1°) d'annuler cette ordonnance ;

2°) de mettre à la charge de l'Etat la somme de 3 000 euros à verser à la SAS Zribi et Texier, son avocat, au titre des articles L. 761-1 du code de justice administrative et 37 de la loi du 10 juillet 1991.

Vu les autres pièces du dossier ;

Vu :

- la convention franco-ivoirienne du 21 septembre 1992 ;

- le code de l'entrée et du séjour des étrangers et du droit d'asile ;

- la loi n° 91-647 du 10 juillet 1991 ;

- le code de justice administrative ;

Après avoir entendu en séance publique :

- le rapport de M. Didier Ribes, conseiller d'Etat,

- les conclusions de M. Marc Pichon de Vendeuil, rapporteur public ;

La parole ayant été donnée, après les conclusions, à la SCP Zribi et Texier, avocat de M. A... ;

Considérant ce qui suit :

1. Aux termes du premier alinéa de l'article L. 521-1 du code de justice administrative : " Quand une décision administrative, même de rejet, fait l'objet d'une requête en annulation ou en réformation, le juge des référés, saisi d'une demande en ce sens, peut ordonner la suspension de l'exécution de cette décision, ou de certains de ses effets, lorsque l'urgence le justifie et qu'il est fait état d'un moyen propre à créer, en l'état de l'instruction, un doute sérieux quant à la légalité de la décision ". Selon l'article L. 522-3 du même code : " Lorsque la demande ne présente pas un caractère d'urgence ou lorsqu'il apparaît manifeste, au vu de la demande, que celle-ci ne relève pas de la compétence de la juridiction administrative, qu'elle est irrecevable ou qu'elle est mal fondée, le juge des référés peut la rejeter par une ordonnance motivée sans qu'il y ait lieu d'appliquer les deux premiers alinéas de l'article L. 522-1 ".

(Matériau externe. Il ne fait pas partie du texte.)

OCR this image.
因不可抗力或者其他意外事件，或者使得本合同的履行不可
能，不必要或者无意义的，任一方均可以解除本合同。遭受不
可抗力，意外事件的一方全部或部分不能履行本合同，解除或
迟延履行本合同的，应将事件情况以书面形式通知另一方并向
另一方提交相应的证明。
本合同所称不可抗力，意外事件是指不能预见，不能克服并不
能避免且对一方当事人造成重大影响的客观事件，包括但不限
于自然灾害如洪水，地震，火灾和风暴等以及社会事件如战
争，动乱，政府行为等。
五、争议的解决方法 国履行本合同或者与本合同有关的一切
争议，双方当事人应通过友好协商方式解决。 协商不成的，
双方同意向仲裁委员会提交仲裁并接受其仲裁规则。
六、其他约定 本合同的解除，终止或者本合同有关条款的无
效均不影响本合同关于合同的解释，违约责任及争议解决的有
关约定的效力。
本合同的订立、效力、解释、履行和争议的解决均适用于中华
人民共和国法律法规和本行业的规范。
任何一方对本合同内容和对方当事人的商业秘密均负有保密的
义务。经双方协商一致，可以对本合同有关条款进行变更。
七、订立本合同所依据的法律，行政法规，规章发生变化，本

2. Il ressort des pièces du dossier soumis au juge des référés que, par une décision du 4 décembre 2023, le préfet du Val-d'Oise a refusé de délivrer à M. A..., ressortissant ivoirien, un titre de séjour portant la mention " étudiant " au motif que celui-ci ne justifiait pas d'un visa de long séjour et l'a obligé à quitter le territoire français dans un délai de trente jours. M. A... a demandé au juge des référés du tribunal administratif de Cergy-Pontoise de suspendre l'exécution de cette décision. Par une ordonnance du 5 février 2023, contre laquelle M. A... se pourvoit en cassation, le juge des référés a rejeté cette demande.

3. Aux termes de l'article 9 de la convention franco-ivoirienne du 21 septembre 1992 relative à la circulation et au séjour des personnes : " Les ressortissants de chacun des Etats contractants désireux de poursuivre des études supérieures (...) sur le territoire de l'autre Etat doivent, outre le visa de long séjour prévu à l'article 4, justifier d'une attestation d'inscription ou de préinscription dans l'établissement d'enseignement choisi (...), ainsi que, dans tous les cas, de moyens d'existence suffisants. / Les intéressés reçoivent un titre de séjour temporaire portant la mention " étudiant ". Ce titre de séjour est renouvelé annuellement sur justification de la poursuite effective des études (...) et de la possession de moyens d'existence suffisants. / Ces dispositions ne font pas obstacle à la possibilité d'effectuer dans l'autre Etat d'autres types d'études ou de stages de formation dans les conditions prévues par la législation applicable ". Selon l'article 14 de cette convention : " Les points non traités par la convention en matière d'entrée et de séjour des étrangers sont régis par les législations respectives des deux Etats ".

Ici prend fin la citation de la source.